When Miranda first sought the help of England, he received a certain amount of encouragement. Englishmen served in the ranks of his first army, and English money contributed to their equipment. 1810 A.D. A little later England was in league with Spain for the overthrow of Napoleon, and her Government frowned upon “any attempt to dismember the Spanish monarchy.” But when the purposes of this union were served, the inalienable sympathy of the British people with men struggling for liberty asserted itself openly and energetically. 1819-20 A.D. Ample loans were made to the insurgent Governments; recruiting stations were established in the chief towns of England; many veterans who had fought under Wellington offered to the patriot cause the invaluable aid of their disciplined and experienced courage.

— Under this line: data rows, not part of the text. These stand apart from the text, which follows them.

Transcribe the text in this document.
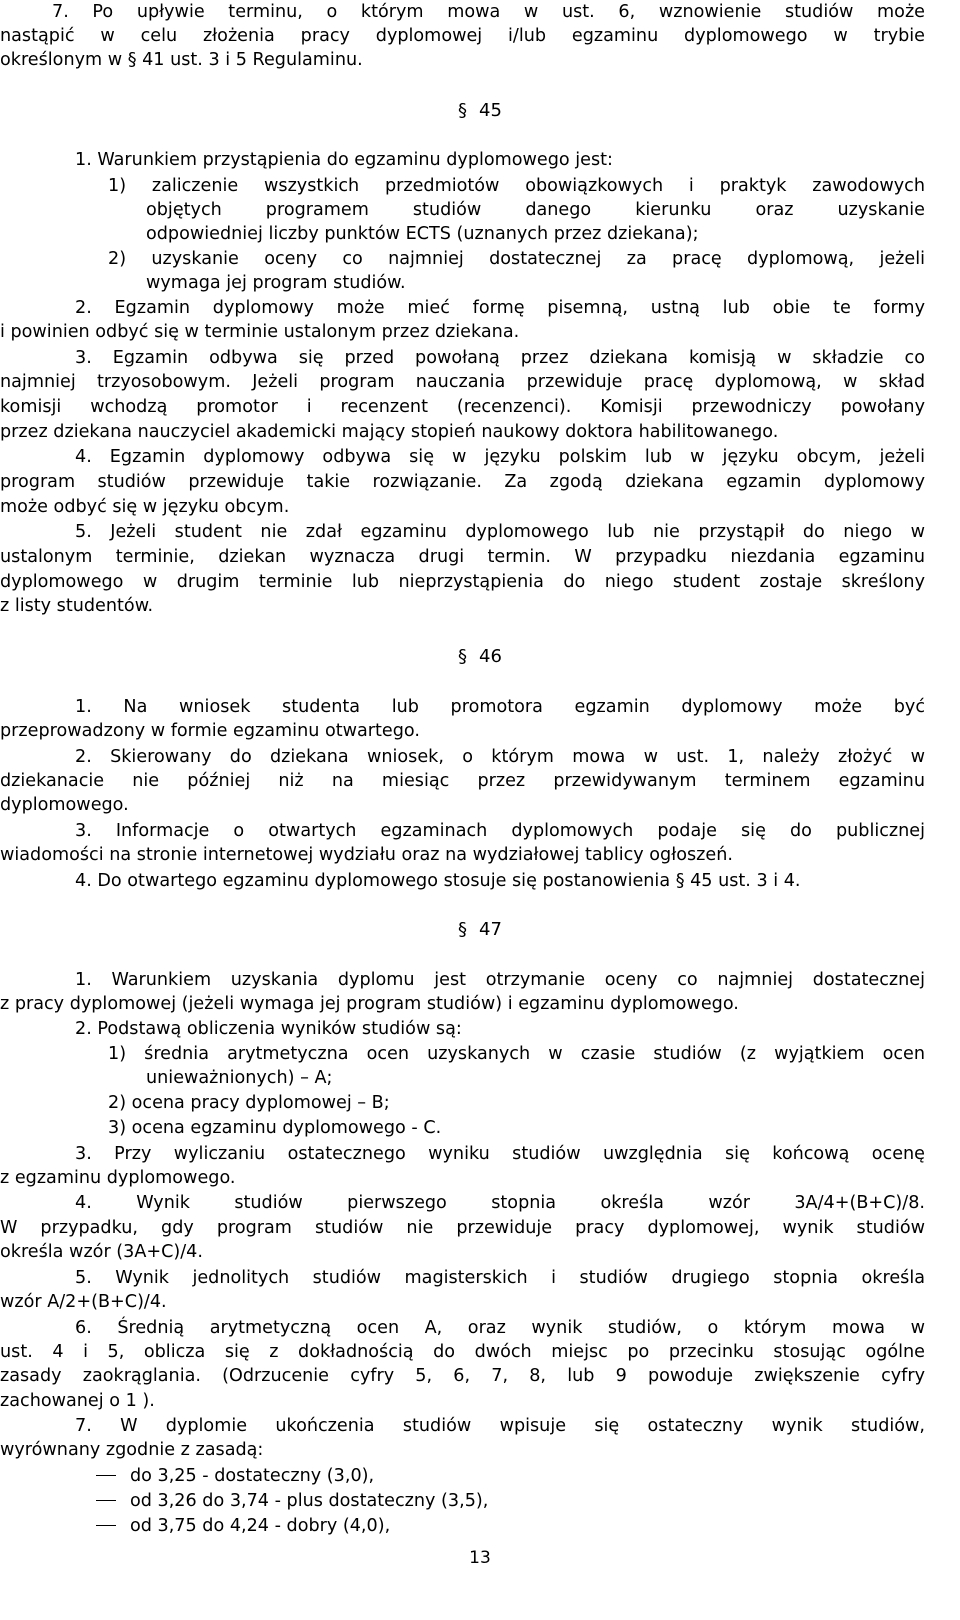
7. Po upływie terminu, o którym mowa w ust. 6, wznowienie studiów może
nastąpić w celu złożenia pracy dyplomowej i/lub egzaminu dyplomowego w trybie
określonym w § 41 ust. 3 i 5 Regulaminu.
§ 45
1. Warunkiem przystąpienia do egzaminu dyplomowego jest:
1) zaliczenie wszystkich przedmiotów obowiązkowych i praktyk zawodowych
objętych programem studiów danego kierunku oraz uzyskanie
odpowiedniej liczby punktów ECTS (uznanych przez dziekana);
2) uzyskanie oceny co najmniej dostatecznej za pracę dyplomową, jeżeli
wymaga jej program studiów.
2. Egzamin dyplomowy może mieć formę pisemną, ustną lub obie te formy
i powinien odbyć się w terminie ustalonym przez dziekana.
3. Egzamin odbywa się przed powołaną przez dziekana komisją w składzie co
najmniej trzyosobowym. Jeżeli program nauczania przewiduje pracę dyplomową, w skład
komisji wchodzą promotor i recenzent (recenzenci). Komisji przewodniczy powołany
przez dziekana nauczyciel akademicki mający stopień naukowy doktora habilitowanego.
4. Egzamin dyplomowy odbywa się w języku polskim lub w języku obcym, jeżeli
program studiów przewiduje takie rozwiązanie. Za zgodą dziekana egzamin dyplomowy
może odbyć się w języku obcym.
5. Jeżeli student nie zdał egzaminu dyplomowego lub nie przystąpił do niego w
ustalonym terminie, dziekan wyznacza drugi termin. W przypadku niezdania egzaminu
dyplomowego w drugim terminie lub nieprzystąpienia do niego student zostaje skreślony
z listy studentów.
§ 46
1. Na wniosek studenta lub promotora egzamin dyplomowy może być
przeprowadzony w formie egzaminu otwartego.
2. Skierowany do dziekana wniosek, o którym mowa w ust. 1, należy złożyć w
dziekanacie nie później niż na miesiąc przez przewidywanym terminem egzaminu
dyplomowego.
3. Informacje o otwartych egzaminach dyplomowych podaje się do publicznej
wiadomości na stronie internetowej wydziału oraz na wydziałowej tablicy ogłoszeń.
4. Do otwartego egzaminu dyplomowego stosuje się postanowienia § 45 ust. 3 i 4.
§ 47
1. Warunkiem uzyskania dyplomu jest otrzymanie oceny co najmniej dostatecznej
z pracy dyplomowej (jeżeli wymaga jej program studiów) i egzaminu dyplomowego.
2. Podstawą obliczenia wyników studiów są:
1) średnia arytmetyczna ocen uzyskanych w czasie studiów (z wyjątkiem ocen
unieważnionych) – A;
2) ocena pracy dyplomowej – B;
3) ocena egzaminu dyplomowego - C.
3. Przy wyliczaniu ostatecznego wyniku studiów uwzględnia się końcową ocenę
z egzaminu dyplomowego.
4. Wynik studiów pierwszego stopnia określa wzór 3A/4+(B+C)/8.
W przypadku, gdy program studiów nie przewiduje pracy dyplomowej, wynik studiów
określa wzór (3A+C)/4.
5. Wynik jednolitych studiów magisterskich i studiów drugiego stopnia określa
wzór A/2+(B+C)/4.
6. Średnią arytmetyczną ocen A, oraz wynik studiów, o którym mowa w
ust. 4 i 5, oblicza się z dokładnością do dwóch miejsc po przecinku stosując ogólne
zasady zaokrąglania. (Odrzucenie cyfry 5, 6, 7, 8, lub 9 powoduje zwiększenie cyfry
zachowanej o 1 ).
7. W dyplomie ukończenia studiów wpisuje się ostateczny wynik studiów,
wyrównany zgodnie z zasadą:
do 3,25 - dostateczny (3,0),
od 3,26 do 3,74 - plus dostateczny (3,5),
od 3,75 do 4,24 - dobry (4,0),
13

Thus reinforced, Bolivar was able to press hard upon the discouraged Royalists. The protracted struggle was about to close. June, 1821 A.D. Four thousand Spaniards, unable now to meet their enemies in the field, lay in a strong position near Carabobo. Bolivar with a force of eight thousand watched during many days for an opportunity to attack. Of his troops twelve hundred were British veterans. Bolivar succeeded at length in placing his forces on the flank of the enemy and compelling him to accept battle. The Spaniards at the outset gained important advantage, and broke the first line of the assailants. Unaware of the presence of British auxiliaries, they advanced as to assured victory. But when they saw, through the smoke of battle, the advancing ranks and levelled bayonets of the British, and heard the loud and defiant cheers of men confident in their own superior prowess, their hearts failed them and they fled. The victory of Carabobo closed the war in the northern provinces. Henceforth the liberty of Venezuela was secure.

The revolutionary movement which originated on the shores of the Gulf of Mexico extended itself quickly into all the continental possessions of Spanish America. The overthrow of government in Spain imposed upon every province the necessity of determining for itself the political system under which its affairs should be conducted. The course pursued in all was substantially identical. There came first the establishment of a native government, administered in the King’s name. Gradually this insincere acceptance of an abhorred yoke was discarded, and the colonies were unanimous in their resolution to become independent. In each there was a Royalist element which struggled bravely and bitterly to uphold the ancient rule of the mother country, with all its pleasant abuses and unfathomable evils. In each it was the care of Spain to strengthen the Royalists and maintain the contest. During many years Spanish America was the theatre of universal civil war. Evils of appalling magnitude flowed from the prolonged and envenomed strife. Population sunk in many localities to little more than one-half of what it had formerly been. The scanty agriculture of the continent became yet more insignificant. Commerce lost more than one-half its accustomed volume. The supply of gold and silver well-nigh ceased. In some years it fell to one-tenth, and during the whole revolutionary period it was less than one-third of what it had been in quieter times. Never before had war inflicted greater miseries upon its victims or extended its devastations over a wider field.

Peru was the last stronghold of Spanish authority. Spain put forth her utmost effort to maintain her hold upon the mineral treasures which were almost essential to her existence. The desire for independence was less enthusiastic here than in the other provinces; the insurrectionary movement was more fitful and more easily suppressed. When independence had triumphed everywhere besides, the Peruvian republic was struggling, hopelessly, for existence. The Spaniards had possessed themselves of the capital; a reactionary impulse had spread itself among the soldiers, and numerous desertions had weakened and discouraged the patriot ranks. The cause of liberty seemed almost lost in Peru; the old despotism which had been cast out of the other provinces seemed to regain its power over the land of the Incas, and threatened to establish itself there as a standing menace to the liberty and peace of the continent.